Update encrypts three central tools of the Codex CLI
The basis of the change is a pull request in the official Codex repository, which an OpenAI developer merged on June 5, 2026. Before the change, task text between agents traveled in plaintext through tool arguments and history logs. Since then, OpenAI’s Responses service encrypts the message argument, Codex forwards only the ciphertext, and Responses decrypts it internally for the receiving model. The three tools spawn_agent, send_message, and followup_task of Multi-Agent Version 2 are affected; the older Version 1 remains unchanged. Local message objects now show an empty plaintext field, while the actual content is stored only in encrypted form. Developers who run Codex through their own interfaces or scripts thereby lose direct access to the task descriptions an agent sends to a subordinate agent.

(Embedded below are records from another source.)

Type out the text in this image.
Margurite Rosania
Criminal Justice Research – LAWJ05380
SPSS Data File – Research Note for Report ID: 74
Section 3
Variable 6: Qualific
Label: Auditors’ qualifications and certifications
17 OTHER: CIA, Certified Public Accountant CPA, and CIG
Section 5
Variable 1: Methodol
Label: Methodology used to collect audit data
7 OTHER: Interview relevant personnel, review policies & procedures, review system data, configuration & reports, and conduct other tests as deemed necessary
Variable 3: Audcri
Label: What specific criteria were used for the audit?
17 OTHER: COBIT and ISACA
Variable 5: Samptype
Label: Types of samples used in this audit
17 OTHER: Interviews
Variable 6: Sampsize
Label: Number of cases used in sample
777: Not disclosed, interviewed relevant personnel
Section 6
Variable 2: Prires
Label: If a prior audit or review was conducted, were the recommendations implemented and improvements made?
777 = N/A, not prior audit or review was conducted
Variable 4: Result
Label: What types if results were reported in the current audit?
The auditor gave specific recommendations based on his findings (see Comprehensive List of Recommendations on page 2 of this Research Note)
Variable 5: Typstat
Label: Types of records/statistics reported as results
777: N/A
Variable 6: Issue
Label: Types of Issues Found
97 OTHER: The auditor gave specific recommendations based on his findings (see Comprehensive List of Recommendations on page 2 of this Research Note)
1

Developers say they lack verifiability for delegated tasks
Software developer Ignat Remizov, who describes himself as technical lead at the company Zolvat, reported the problem on June 13, 2026, in a GitHub issue as a regression. His concern is not the encryption itself but the loss of local traceability: users can no longer determine which task was assigned to a newly spawned sub-agent or what message was sent to it. Remizov proposes keeping the encrypted message field for model transmission while additionally storing a separate, unencrypted audit field for the readable task description in the history data. For teams running Codex in regulated industries, this means internal evidence of automatically delegated work steps can no longer be reconstructed in full from local logs. More than a month after the report, the issue remains open; a statement from OpenAI staff is still missing from the discussion thread.
Trade press and developer forums criticize lack of transparency
In mid-July, several trade publications picked up the open GitHub issue and framed it as a governance problem. Industry analyst Pareekh Jain of Pareekh Consulting warned in InfoWorld that without insight into how agents delegate and execute tasks, it would become harder to audit decisions, investigate incidents, and demonstrate compliance. In parallel, a debate over the change unfolded on the discussion platform Hacker News. Several commenters noted they use Codex mostly through their own integrations rather than the official interface, and that the encryption makes debugging their own tooling harder. Other participants speculated about competitive motives behind the change. As of this article’s publication, OpenAI has not responded to the criticism either in the GitHub issue or in an official statement.
What matters now is whether OpenAI adopts Remizov’s proposal for a separate audit field or leaves the encryption as is. For companies using Codex in regulated industries such as financial services or healthcare for automated development steps, that decision determines whether delegated work can still be documented in full going forward. No specific date for a response from the company is known yet.